ツイてる乙女と極悪ヒーロー【14】


 キィと、小さな音を立てて扉は開いた。

(なぁ、ハナー。こんなとこ、何の用事があるんだよー)

 扉を開けて立ち止まる私の上で、次郎が宙返りをしながら騒いでいる。
 相手をする余裕はなく、見上げてうるさいと視線だけを送った。

(なんだよー。女の子の上目遣いって無条件で可愛いはずなんだけどなー。お前のそれはちっとも可愛くないぜー)

 睨んだんだから可愛くなくて当然でしょ!

 空気の読めない次郎の間抜けな言葉に、心の中で文句を言って開いた扉の中を見る。
 ゴクリと喉を鳴らした後、足を踏み出すまでに一呼吸置いてから、覚悟を決めて中へと進んだ。

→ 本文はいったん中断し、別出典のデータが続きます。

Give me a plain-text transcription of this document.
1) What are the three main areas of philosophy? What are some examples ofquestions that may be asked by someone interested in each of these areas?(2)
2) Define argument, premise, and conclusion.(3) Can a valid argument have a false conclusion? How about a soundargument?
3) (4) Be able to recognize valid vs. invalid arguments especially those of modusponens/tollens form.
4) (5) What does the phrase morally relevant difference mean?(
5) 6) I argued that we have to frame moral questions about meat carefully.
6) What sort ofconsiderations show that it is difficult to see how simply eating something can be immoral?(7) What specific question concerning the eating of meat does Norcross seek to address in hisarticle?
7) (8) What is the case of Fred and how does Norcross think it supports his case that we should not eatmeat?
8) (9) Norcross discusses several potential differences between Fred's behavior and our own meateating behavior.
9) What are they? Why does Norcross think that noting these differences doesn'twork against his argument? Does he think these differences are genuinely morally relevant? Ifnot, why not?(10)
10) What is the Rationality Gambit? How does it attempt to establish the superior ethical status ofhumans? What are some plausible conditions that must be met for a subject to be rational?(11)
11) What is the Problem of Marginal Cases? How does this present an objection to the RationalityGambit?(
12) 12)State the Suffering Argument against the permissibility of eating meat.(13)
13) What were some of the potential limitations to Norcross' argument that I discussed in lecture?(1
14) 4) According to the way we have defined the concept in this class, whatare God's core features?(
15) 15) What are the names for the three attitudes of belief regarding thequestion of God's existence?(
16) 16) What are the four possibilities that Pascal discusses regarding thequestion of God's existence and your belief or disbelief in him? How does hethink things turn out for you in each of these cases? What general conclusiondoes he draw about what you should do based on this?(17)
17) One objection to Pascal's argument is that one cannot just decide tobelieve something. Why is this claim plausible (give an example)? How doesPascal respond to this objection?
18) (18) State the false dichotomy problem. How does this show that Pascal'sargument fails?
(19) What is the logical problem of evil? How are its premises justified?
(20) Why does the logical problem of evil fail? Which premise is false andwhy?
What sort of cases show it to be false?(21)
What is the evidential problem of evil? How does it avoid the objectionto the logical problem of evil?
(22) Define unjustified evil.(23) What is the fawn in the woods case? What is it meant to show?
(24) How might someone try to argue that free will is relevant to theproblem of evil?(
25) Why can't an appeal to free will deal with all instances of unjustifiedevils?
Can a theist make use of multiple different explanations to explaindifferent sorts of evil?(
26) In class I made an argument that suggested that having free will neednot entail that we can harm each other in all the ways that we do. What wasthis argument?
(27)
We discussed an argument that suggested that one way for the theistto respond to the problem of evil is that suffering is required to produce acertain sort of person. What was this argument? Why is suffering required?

 ゆっくり一歩一歩、中へと進んでいくと、外よりも空気がひんやりしているのが分かる。

(おーい、ハナー。ちょっと待てよー)

 次郎の声がかなり後ろの方から聞こえる。
 いったいどうしたのかと立ち止まったけれど、振り返るより先に目の前の景色に圧倒された。

「こんなに広かったっけ?」

 入学した当初に見学したはずなのに、ほとんど記憶に残っていなかったのが不思議で仕方がない。
 学校の図書室とは到底思えない、家の近所にある図書館ともまるで違う。

 入口から狭い通路を真っ直ぐ進むすぐに開けた場所に出た。
 天井が高いと感じて見上げれば、閲覧場所になっている部分は吹き抜けになっていた。
 さらに奥へと目を向ければ、どこまでも本棚が続いている。
 目の前には閲覧するためのテーブルと椅子が並んでいるけれど、それは簡素な物ではなくまるで美術品のようなテーブルとソファが並ぶ。

「なんか、すごい……」

 とにかく圧倒されてしまった。
 本の匂いなのか、独特の香りが珍しく、スンと鼻を鳴らしながらさらに奥へと進んだ。

 自分の足音だけが響く。

「すごい、静か……。誰もいないみたい」

 静か過ぎるけれど、怖いとは思わなかった。

 テーブルとソファを通り過ぎると、一階部分にも二階と同じように本棚が並んでいる。
 背丈よりも高い本棚は、高校の図書室らしい本が並ぶ。

「ねぇ、次郎。やっぱりここにはマンガとかは置いてないのかなー。中学の図書館にはあったよね。何だっけー、歴史のマンガだったような」

 怖くはないけれど、静か過ぎる空間に耐え切れず、次郎に話しかけたのに返事がない。

「あれ? じーろー?」

 あれだけうるさく憑きまとって、授業中だろうが構わず喋り続けていた次郎が黙っているなんて、一体どうしたのかと振り返った。

 あれ、いない?
 念のため、周りをぐるりと見渡したけれど、次郎の姿はどこにもなかった。

「ったく、まーたウロウロとしてんのね。まぁ、こっちは静かでありがたいんだけどさ」

 次郎がいないことに何の疑問も持たず、気を取り直して歩き出すと、少しして立ち並ぶ本棚の群れを抜けた。

「うわぁ」

 入口からは見えなかったけれど、一番奥もまた本を閲覧出来るようになっていた。
 壁の一部が半円形に奥へ突き出している。
 大きな窓にはレースのカーテンが掛けられているのでとても明るく暖かかった。

「お洒落ー。ちょっとカフェっぽいテーブルセットとかも、すっごい素敵」

 入口の閲覧場所がどっしりとしていて男性的な雰囲気だとしたら、ここは明るさもあり華奢な足のテーブルや椅子が、とても女性らしい雰囲気になる。

 ここは正しく、くるみのようなお嬢様に相応しい場所だった。